The atypical oceanographic condition developed in the North Pacific during 2014 led to a negative anomaly of the upwelling index in coastal waters off Baja California, which markedly influenced the local dynamics within this region. As a result, we observed a continuous summer-like season (weak upwelling condition) in San Quintín Bay during the study period (November 2013 to 2014). Despite the warm anomaly, temperature was not the key driver of the CO₂ outgassing in this shallow system, largely influenced by the high seasonal variability in biological activity. San Quintín Bay acts as a source of CO₂ to the atmosphere in 2014 (3.3 ± 4.8 mmol C m⁻² day⁻¹) with the higher positive fluxes mainly observed in summer months (9.0 ± 5.3 mmol C m⁻² day⁻¹). The spatial and temporal variability estimated in net air–water CO₂ fluxes during 2014 appears to reflect a “baseline signal” of biogeochemical carbon transformations driven by an ecosystem dominated by macrophytes. On an annual basis, San Quintín Bay was a net autotrophic system during the anomalous warming, with an annual average of 2.2 ± 7.1 mmol C m⁻² day⁻¹. However, the net ecosystem status switched seasonally between net heterotrophy in winter and summer and net autotrophy during the upwelling season (April–June), apparently influenced by the life cycles of the dominant primary producers in response to annual light and temperature cycles.

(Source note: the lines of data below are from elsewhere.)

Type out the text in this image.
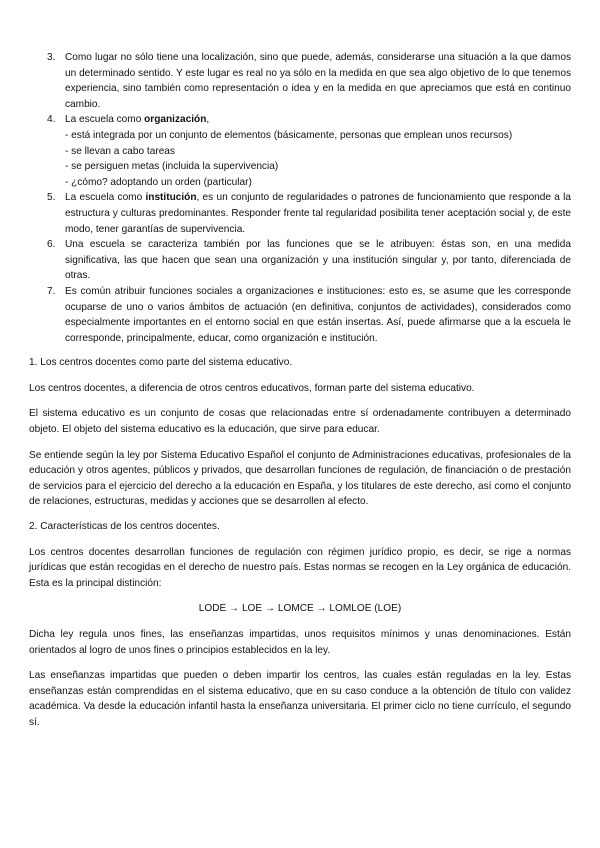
3. Como lugar no sólo tiene una localización, sino que puede, además, considerarse una situación a la que damos un determinado sentido. Y este lugar es real no ya sólo en la medida en que sea algo objetivo de lo que tenemos experiencia, sino también como representación o idea y en la medida en que apreciamos que está en continuo cambio.
4. La escuela como organización,
- está integrada por un conjunto de elementos (básicamente, personas que emplean unos recursos)
- se llevan a cabo tareas
- se persiguen metas (incluida la supervivencia)
- ¿cómo? adoptando un orden (particular)
5. La escuela como institución, es un conjunto de regularidades o patrones de funcionamiento que responde a la estructura y culturas predominantes. Responder frente tal regularidad posibilita tener aceptación social y, de este modo, tener garantías de supervivencia.
6. Una escuela se caracteriza también por las funciones que se le atribuyen: éstas son, en una medida significativa, las que hacen que sean una organización y una institución singular y, por tanto, diferenciada de otras.
7. Es común atribuir funciones sociales a organizaciones e instituciones: esto es, se asume que les corresponde ocuparse de uno o varios ámbitos de actuación (en definitiva, conjuntos de actividades), considerados como especialmente importantes en el entorno social en que están insertas. Así, puede afirmarse que a la escuela le corresponde, principalmente, educar, como organización e institución.

1. Los centros docentes como parte del sistema educativo.

Los centros docentes, a diferencia de otros centros educativos, forman parte del sistema educativo.

El sistema educativo es un conjunto de cosas que relacionadas entre sí ordenadamente contribuyen a determinado objeto. El objeto del sistema educativo es la educación, que sirve para educar.

Se entiende según la ley por Sistema Educativo Español el conjunto de Administraciones educativas, profesionales de la educación y otros agentes, públicos y privados, que desarrollan funciones de regulación, de financiación o de prestación de servicios para el ejercicio del derecho a la educación en España, y los titulares de este derecho, así como el conjunto de relaciones, estructuras, medidas y acciones que se desarrollen al efecto.

2. Características de los centros docentes.

Los centros docentes desarrollan funciones de regulación con régimen jurídico propio, es decir, se rige a normas jurídicas que están recogidas en el derecho de nuestro país. Estas normas se recogen en la Ley orgánica de educación. Esta es la principal distinción:

LODE → LOE → LOMCE → LOMLOE (LOE)

Dicha ley regula unos fines, las enseñanzas impartidas, unos requisitos mínimos y unas denominaciones. Están orientados al logro de unos fines o principios establecidos en la ley.

Las enseñanzas impartidas que pueden o deben impartir los centros, las cuales están reguladas en la ley. Estas enseñanzas están comprendidas en el sistema educativo, que en su caso conduce a la obtención de título con validez académica. Va desde la educación infantil hasta la enseñanza universitaria. El primer ciclo no tiene currículo, el segundo sí.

The warm anomaly favored respiration rates that released inorganic carbon and dissolved nutrients, stimulating organic matter production that fueled benthic respiration and a local supply of recycled nutrients for N-limited primary producers. The seasonal biomass production of macroalgal communities was a potential source of CO₂ during the study period and probably was the primary contributor to the net ecosystem metabolism in summer. Clearly, the data recorded in San Quintín Bay in 2014 suggest that macroalgal blooms are a potential local source of organic matter to fuel ecosystem respiration; hence, this factor should be taken into account in future investigations related to biogeochemical fluxes and ecosystem status in this shallow system. Eelgrass detritus contributed, to a lesser extent, to the summer net heterotrophy observed; however, in an annual cycle, the net production of Z. marina was a key contributor to the whole-ecosystem metabolism in San Quintín Bay. Since the upwelling condition may influence the magnitude of the air–water CO₂ fluxes, our results clearly indicated that San Quintín Bay is a net source of carbon to the atmosphere regardless of the adjacent oceanic conditions. Our study sheds light on the relative importance of physical processes, biological communities, and environmental conditions in response to carbon dynamics and NEP in a shallow coastal ecosystem under a regional climate anomaly and provides potentially relevant information about global climate change scenarios in similar coastal systems.